Tuesday, March 8, 2016

The Parable of the Short-Sighted Baker

There once was a baker who owned a small town bakery. She worked hard to provide baked goods for the local residents. The existence of a competing bakery in town irritated her. “If I owned the ONLY bakery in town, all would be eating my bread and my profits would increase! I make the finest bread. How could one choose another’s bread over mine?”

The baker grew increasingly agitated, seeing her competitor’s bread on the stores’ racks near hers. She resorted to moving the competing baked goods to the bottom rack of the displays or hiding the loaves all together. Once she was even caught surreptitiously removing the other bakery’s bread from a store. She pushed local merchants to drop her competitor’s goods, claiming that they were inferior. Her advertisements proclaimed that her bread was the most popular and the only one worth consuming.  
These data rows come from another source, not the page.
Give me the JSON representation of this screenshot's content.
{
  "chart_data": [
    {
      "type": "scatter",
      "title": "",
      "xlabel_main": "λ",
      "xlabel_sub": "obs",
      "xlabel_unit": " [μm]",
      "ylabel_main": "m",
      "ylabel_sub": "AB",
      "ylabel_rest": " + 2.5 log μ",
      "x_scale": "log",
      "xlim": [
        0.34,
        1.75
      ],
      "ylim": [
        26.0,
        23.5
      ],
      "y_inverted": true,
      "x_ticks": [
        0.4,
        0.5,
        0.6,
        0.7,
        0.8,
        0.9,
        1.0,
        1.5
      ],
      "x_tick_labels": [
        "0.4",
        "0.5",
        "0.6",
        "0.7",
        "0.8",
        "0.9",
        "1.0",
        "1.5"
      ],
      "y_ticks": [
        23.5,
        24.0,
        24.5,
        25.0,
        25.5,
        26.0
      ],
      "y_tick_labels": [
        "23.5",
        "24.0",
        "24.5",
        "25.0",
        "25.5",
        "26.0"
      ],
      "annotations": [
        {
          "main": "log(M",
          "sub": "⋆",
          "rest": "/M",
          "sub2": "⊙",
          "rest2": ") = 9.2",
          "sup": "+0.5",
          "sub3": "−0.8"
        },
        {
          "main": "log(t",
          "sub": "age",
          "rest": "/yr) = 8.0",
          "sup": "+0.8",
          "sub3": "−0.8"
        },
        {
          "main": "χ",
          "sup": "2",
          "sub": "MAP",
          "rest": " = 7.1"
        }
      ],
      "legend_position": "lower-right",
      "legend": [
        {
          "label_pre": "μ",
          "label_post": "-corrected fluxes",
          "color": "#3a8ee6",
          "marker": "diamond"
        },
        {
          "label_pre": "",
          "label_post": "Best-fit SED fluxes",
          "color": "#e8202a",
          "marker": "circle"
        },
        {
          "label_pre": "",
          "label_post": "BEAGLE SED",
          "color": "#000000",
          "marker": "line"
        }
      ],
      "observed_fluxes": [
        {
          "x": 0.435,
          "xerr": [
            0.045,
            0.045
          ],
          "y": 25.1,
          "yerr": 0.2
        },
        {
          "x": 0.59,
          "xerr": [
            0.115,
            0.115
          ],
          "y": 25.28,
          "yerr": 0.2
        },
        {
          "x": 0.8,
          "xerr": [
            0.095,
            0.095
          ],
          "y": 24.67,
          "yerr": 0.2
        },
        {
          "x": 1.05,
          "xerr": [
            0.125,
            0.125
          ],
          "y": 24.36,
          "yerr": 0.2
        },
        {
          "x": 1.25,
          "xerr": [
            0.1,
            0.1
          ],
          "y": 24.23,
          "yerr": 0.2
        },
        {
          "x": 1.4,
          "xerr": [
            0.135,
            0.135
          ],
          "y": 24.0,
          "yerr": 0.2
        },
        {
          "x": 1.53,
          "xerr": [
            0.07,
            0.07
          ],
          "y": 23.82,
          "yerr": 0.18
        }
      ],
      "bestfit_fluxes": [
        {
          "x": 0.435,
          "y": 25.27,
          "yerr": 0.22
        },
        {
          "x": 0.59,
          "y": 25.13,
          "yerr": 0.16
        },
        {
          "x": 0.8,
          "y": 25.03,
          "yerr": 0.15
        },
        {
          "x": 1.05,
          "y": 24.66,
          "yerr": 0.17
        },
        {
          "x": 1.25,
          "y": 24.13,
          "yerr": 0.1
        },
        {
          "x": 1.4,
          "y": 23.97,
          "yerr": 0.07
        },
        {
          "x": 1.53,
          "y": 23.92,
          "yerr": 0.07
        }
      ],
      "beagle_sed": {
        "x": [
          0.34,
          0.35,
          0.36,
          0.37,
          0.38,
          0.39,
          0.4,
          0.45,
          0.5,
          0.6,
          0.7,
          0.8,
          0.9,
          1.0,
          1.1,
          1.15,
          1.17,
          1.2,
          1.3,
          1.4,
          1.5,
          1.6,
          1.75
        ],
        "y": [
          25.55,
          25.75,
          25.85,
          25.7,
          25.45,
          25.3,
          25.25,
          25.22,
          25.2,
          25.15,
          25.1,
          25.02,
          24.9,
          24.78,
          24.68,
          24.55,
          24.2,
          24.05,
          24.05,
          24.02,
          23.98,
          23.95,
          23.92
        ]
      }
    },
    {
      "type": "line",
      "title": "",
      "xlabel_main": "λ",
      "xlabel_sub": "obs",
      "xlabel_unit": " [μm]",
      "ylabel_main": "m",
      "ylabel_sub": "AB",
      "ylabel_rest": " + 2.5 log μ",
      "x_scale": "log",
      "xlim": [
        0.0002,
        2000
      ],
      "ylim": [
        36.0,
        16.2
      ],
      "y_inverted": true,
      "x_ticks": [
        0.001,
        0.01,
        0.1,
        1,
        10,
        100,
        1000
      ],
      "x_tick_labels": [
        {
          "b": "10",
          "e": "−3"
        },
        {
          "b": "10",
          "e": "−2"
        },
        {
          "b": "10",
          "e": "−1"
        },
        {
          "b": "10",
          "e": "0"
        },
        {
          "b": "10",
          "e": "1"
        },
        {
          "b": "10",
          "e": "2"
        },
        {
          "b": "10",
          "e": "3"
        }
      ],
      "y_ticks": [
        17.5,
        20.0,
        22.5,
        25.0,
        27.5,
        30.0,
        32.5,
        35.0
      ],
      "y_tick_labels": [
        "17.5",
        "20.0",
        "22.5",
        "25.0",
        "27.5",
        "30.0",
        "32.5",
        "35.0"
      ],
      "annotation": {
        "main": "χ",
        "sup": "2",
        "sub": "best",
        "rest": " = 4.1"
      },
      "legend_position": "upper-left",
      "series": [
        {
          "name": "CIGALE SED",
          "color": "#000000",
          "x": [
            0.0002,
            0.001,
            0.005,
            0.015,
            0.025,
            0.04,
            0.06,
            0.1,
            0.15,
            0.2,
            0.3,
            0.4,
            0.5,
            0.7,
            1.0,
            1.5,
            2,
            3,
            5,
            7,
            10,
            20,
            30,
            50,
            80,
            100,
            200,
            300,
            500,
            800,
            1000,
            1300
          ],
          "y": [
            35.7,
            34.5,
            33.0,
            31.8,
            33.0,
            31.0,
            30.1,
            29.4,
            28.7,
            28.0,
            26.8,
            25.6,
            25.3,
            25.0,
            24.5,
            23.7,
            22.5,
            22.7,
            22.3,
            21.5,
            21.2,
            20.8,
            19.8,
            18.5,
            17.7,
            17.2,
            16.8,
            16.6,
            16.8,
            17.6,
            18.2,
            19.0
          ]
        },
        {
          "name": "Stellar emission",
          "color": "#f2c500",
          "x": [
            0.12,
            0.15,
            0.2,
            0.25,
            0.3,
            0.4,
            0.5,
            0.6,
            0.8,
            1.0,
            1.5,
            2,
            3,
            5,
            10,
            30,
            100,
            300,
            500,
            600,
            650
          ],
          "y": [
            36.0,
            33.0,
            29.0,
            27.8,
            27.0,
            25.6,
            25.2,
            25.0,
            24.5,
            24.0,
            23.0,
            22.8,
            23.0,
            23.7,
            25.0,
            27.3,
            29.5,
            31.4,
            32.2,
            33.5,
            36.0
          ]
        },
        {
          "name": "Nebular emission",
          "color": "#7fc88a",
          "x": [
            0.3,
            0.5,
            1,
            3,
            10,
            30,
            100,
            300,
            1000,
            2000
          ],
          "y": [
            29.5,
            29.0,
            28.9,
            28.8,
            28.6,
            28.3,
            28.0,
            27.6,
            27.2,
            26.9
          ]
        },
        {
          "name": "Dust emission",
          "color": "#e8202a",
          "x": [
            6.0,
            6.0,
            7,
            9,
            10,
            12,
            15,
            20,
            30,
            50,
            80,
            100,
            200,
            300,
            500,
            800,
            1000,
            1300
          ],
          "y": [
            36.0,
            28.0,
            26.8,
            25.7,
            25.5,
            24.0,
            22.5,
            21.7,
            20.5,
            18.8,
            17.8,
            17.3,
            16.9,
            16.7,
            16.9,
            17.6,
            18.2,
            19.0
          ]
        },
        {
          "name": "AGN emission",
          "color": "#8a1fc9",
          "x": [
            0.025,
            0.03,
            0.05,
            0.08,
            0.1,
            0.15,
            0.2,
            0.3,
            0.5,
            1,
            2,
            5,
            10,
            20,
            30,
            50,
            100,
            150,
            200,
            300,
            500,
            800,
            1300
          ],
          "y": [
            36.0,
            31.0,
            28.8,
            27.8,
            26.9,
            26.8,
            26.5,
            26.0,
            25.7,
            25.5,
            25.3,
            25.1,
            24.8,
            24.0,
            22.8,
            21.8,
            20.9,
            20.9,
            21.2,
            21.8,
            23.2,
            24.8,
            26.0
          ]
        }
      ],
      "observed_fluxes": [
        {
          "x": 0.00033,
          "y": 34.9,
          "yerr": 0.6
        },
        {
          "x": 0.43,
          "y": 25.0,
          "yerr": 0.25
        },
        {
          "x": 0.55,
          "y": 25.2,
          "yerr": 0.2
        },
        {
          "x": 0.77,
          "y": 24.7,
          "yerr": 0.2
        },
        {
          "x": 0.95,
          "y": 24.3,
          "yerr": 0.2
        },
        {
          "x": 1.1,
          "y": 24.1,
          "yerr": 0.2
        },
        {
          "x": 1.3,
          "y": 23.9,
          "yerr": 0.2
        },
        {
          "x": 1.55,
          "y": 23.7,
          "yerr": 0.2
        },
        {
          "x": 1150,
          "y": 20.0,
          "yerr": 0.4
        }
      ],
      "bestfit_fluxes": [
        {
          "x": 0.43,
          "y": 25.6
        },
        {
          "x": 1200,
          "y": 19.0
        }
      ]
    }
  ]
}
The baker continued on her crusade to stamp out the competition and did not comprehend that eating a single type of bread gets dull. People enjoy variety. The baker realized some success from her campaign, perhaps more than she realized.

The competing bakery discovered a new bread recipe that gained quick acceptance in the town. As the sales of the new bread increased, the small town baker saw her profits crater. She had fervently preached the need for only one bakery for so long that now her business was in jeopardy.
Choice is always a good thing. It makes everyone work harder and it keeps all from getting into a rut. If two bakeries bake the same breads there would not be a need for both. It is their differences that make them relevant.

Any similarities in my parable to anyone living or dead are purely coincidental.